En effet, en 2012, avec la crise, les flux des investissements et des migrations entre la péninsule ibérique et l’Amérique latine se sont inversés. Les Espagnols qui quittaient l’Espagne pour s’installer en Amérique latine étaient plus nombreux que les Latino-Américains qui quittaient le continent pour s’installer en Espagne. On a assisté à un véritable bouleversement de l’équilibre et c’est la raison pour laquelle, lors de 22e sommet ibéro-américain, c’est la péninsule ibérique qui en appelle à l’aide de l’Amérique latine. Mariano Rajoy annonce lors de l’inauguration : « Auparavant, l’Amérique latine était une chance pour l’Europe. Aujourd’hui, l’Europe doit être une chance pour l’Amérique latine. » Ce discours montre bien que les relations ne vont pas que dans un sens, mais bien dans les deux sens.

IV – L’ambition d’une relation privilégiée entre l’Europe et l’Amérique latine impulsée par l’Espagne

Depuis l’adhésion de l’Espagne à l’Europe en 1986, on constate parallèlement que les relations entre l’Europe et l’Amérique latine prennent de l’ampleur. Si la région latino-américaine reste particulièrement importante pour l’Europe au cours des années 1990, c’est grâce à l’activisme espagnol sur la question. Bien sûr, l’Espagne n’est pas désintéressée : c’est parce que l’Amérique latine se démocratise progressivement et que les entreprises espagnoles s’internationalisent, notamment vers l’Amérique latine, qu’il est essentiel de nouer des relations économiques durables avec la région. La CE a signé des accords avec de nombreux pays d’Amérique latine, comme en 1990 avec l’Argentine et le Chili, ou encore en 1992 avec le Paraguay. Ces accords garantissent une coopération sous réserve de démocratisation et l’Espagne a donné l’impulsion. Néanmoins, ces accords restent trop peu ambitieux et les avantages économiques bien trop limités.

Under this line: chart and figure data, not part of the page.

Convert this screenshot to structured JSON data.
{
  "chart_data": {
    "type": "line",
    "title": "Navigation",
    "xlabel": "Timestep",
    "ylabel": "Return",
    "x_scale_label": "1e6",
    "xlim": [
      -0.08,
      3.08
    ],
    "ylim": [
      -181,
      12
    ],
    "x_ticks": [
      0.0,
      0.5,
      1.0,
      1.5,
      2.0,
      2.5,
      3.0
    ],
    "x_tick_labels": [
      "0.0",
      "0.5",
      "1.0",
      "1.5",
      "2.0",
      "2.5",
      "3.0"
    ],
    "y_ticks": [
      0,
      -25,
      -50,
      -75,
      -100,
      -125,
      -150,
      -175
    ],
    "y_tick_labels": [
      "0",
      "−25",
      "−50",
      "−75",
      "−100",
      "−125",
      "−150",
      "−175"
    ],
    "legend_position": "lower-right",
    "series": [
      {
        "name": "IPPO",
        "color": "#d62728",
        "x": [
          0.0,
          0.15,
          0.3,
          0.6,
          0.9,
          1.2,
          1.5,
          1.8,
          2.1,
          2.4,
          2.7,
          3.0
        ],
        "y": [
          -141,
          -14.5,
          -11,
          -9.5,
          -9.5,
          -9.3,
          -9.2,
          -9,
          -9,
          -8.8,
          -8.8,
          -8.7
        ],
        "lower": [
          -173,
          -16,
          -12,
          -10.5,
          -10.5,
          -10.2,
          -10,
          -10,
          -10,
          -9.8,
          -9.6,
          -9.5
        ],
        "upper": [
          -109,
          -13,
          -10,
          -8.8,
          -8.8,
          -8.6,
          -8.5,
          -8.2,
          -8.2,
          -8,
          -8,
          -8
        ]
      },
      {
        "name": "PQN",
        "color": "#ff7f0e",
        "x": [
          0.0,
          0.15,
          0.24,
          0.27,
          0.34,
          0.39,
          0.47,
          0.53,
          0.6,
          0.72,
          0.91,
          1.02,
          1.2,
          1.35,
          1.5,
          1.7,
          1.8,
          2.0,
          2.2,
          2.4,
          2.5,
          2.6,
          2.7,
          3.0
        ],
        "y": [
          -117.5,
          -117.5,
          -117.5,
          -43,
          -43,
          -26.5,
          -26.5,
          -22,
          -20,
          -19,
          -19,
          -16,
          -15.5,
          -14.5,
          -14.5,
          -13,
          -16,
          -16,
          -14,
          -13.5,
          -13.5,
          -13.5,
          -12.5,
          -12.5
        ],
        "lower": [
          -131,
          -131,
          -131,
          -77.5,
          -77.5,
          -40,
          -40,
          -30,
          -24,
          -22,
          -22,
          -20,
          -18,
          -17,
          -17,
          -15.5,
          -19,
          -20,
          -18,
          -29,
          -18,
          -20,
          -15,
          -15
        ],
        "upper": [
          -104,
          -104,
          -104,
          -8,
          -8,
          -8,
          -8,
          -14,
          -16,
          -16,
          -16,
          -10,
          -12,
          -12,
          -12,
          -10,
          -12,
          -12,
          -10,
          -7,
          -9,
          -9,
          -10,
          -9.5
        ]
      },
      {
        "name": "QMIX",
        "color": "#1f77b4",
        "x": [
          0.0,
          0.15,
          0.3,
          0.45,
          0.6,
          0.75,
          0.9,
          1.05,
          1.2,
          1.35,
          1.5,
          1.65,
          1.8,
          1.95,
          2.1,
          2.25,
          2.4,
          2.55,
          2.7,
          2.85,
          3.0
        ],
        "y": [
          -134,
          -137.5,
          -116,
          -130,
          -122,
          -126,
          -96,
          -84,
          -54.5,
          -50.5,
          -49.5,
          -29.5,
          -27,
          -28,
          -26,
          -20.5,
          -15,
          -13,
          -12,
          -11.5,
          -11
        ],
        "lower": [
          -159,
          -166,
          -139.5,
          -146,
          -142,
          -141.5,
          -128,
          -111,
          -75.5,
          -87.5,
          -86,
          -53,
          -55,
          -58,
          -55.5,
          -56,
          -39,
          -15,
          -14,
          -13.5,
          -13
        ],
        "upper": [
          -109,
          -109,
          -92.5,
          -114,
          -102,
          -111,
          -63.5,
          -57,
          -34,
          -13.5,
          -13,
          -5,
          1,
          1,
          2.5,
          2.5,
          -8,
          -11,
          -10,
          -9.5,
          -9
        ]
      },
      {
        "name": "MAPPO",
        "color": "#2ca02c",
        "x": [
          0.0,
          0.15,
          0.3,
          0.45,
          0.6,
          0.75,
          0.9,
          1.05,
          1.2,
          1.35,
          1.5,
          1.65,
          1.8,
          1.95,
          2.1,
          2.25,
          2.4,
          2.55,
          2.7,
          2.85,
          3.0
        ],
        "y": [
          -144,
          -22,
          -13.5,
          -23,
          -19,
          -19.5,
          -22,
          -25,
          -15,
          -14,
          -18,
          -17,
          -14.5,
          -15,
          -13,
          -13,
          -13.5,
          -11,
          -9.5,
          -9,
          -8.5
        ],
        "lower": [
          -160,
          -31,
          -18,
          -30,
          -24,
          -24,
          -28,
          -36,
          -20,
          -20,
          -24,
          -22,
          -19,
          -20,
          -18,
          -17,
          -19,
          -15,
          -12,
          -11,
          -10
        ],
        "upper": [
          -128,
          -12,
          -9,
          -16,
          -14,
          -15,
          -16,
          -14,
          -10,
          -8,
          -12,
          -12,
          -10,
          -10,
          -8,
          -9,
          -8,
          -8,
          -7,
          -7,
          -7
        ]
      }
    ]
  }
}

Depuis, les relations ont évolué. L’Union européenne a signé des accords de libre-échange avec 26 des 33 pays d’Amérique latine, bien souvent à l’initiative de l’Espagne. L’Amérique latine reste le continent où l’Espagne investit le plus. Ainsi, en 2020, Madrid a accueilli le sommet UE-Amérique latine-Caraïbes dans l’espoir de développer davantage les relations entre ces deux régions du monde, où elle se propose comme intermédiaire.